Living on the southern border of the USA, Tuscon’s Calexico have always drawn from multiple sources, multiple cultures and different ideas of what an “American” sound and indeed what “America” might be.

A lot of the time that has meant music which has reflected the Arizona sky and desert’s openness – even when drawing on musicians from various corners of the world - and captured in songs the way that setting can make the epic feel intimate. Along the way reflecting the mixed messages of cross-border interactions that go back a couple of centuries.

The Thread That Keeps Us, both by name and, especially, by sound goes some way to capture the current emotional/political atmosphere both at the border and in the wider national discussion.

This is a harder, darker, more aggressive record that doesn’t shed the sun-drenched tones which Joey Burns and John Convertino have made their own, but positions it within a more complex debate.

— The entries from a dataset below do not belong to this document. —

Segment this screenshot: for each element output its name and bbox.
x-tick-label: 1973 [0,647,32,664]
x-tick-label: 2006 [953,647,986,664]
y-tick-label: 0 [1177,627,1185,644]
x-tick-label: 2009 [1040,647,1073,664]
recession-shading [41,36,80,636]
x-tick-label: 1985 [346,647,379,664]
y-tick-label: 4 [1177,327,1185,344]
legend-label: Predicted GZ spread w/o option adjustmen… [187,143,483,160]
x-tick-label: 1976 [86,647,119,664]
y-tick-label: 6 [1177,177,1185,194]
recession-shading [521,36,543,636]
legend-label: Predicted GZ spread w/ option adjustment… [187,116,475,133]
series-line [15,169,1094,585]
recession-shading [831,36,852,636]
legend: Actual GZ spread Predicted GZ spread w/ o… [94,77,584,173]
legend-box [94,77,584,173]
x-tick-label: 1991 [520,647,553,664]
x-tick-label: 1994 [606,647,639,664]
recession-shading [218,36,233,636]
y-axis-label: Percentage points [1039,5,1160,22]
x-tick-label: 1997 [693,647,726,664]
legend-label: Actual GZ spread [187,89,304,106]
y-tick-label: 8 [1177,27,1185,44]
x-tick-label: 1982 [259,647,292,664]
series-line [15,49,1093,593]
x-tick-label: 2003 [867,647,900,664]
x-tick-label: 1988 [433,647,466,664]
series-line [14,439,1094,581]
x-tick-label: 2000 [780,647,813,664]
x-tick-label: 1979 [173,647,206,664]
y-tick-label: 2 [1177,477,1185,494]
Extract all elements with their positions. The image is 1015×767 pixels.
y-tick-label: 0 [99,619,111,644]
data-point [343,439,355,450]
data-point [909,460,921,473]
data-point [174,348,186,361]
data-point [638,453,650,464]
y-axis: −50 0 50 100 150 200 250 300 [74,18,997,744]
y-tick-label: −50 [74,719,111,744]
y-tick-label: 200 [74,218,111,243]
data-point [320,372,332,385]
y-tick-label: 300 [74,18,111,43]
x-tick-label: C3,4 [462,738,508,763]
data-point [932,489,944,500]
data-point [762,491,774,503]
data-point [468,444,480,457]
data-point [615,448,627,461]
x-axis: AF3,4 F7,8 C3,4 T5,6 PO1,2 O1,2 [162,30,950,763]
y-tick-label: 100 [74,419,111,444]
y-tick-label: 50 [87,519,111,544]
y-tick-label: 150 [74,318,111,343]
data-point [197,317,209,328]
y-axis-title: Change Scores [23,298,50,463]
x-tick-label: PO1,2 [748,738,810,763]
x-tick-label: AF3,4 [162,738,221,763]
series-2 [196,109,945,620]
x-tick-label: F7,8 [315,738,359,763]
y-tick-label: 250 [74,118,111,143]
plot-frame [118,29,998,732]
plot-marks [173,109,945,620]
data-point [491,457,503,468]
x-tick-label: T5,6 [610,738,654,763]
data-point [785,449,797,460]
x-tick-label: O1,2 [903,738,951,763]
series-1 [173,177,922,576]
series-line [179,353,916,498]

Before going further down that road though, know that the past hasn’t been jettisoned. So a grittier Under The Wheels, for example, with its mix of Caribbean, Mexican and urban American elements, pitches some darkness lyrically and some uncertainty vocally, even as the music feels all forward momentum.

Then The Town & Miss Lorraine, which gently hovers between Glen Campbell and Dion, Flores y Tamales, positioned well into Mexico, and Girl In The Forest make room for better prospects and clearer night skies.

However, the tracks which are in the end halfway houses musically/tonally give you a sense of the most lasting effect of this album. The almost robo-rhythm pushiness of Another Space (brass playing off against a funky bassline), the Ry Cooder-esque space-engulfing interlude of Spinball, and the guitar’s spinning wheel edginess in Eyes Wide Awake, would on another Calexico album be dark-hued enough; here they are preparatory works.

The heavy rhythm tread, sneering guitar and muttered vocals of Dead In The Water, the quite PJ Harvey-esque rocking blues of Bridge To Nowhere, and the smoked water of Voices In The Field, which circles its intentions repeatedly, capture a kind of resistance to certain race-baiting political voices emanating from further east in the country.

“We’re coming up for air, we’re coming up, even though they say it won’t change a thing,” Burns sings in Bridge To Nowhere.

Even the more Tom Petty-like pop of End Of The World With You, a quite buoyant opening to the record, squawls in its guitar and agitates in a manner that says, we’re not the same as “him”.

Made in California, drawn from Arizona, touched by decades of map/social lines blurred by use and history, The Thread That Keeps Us finds Calexico making a most America-in-2018 album.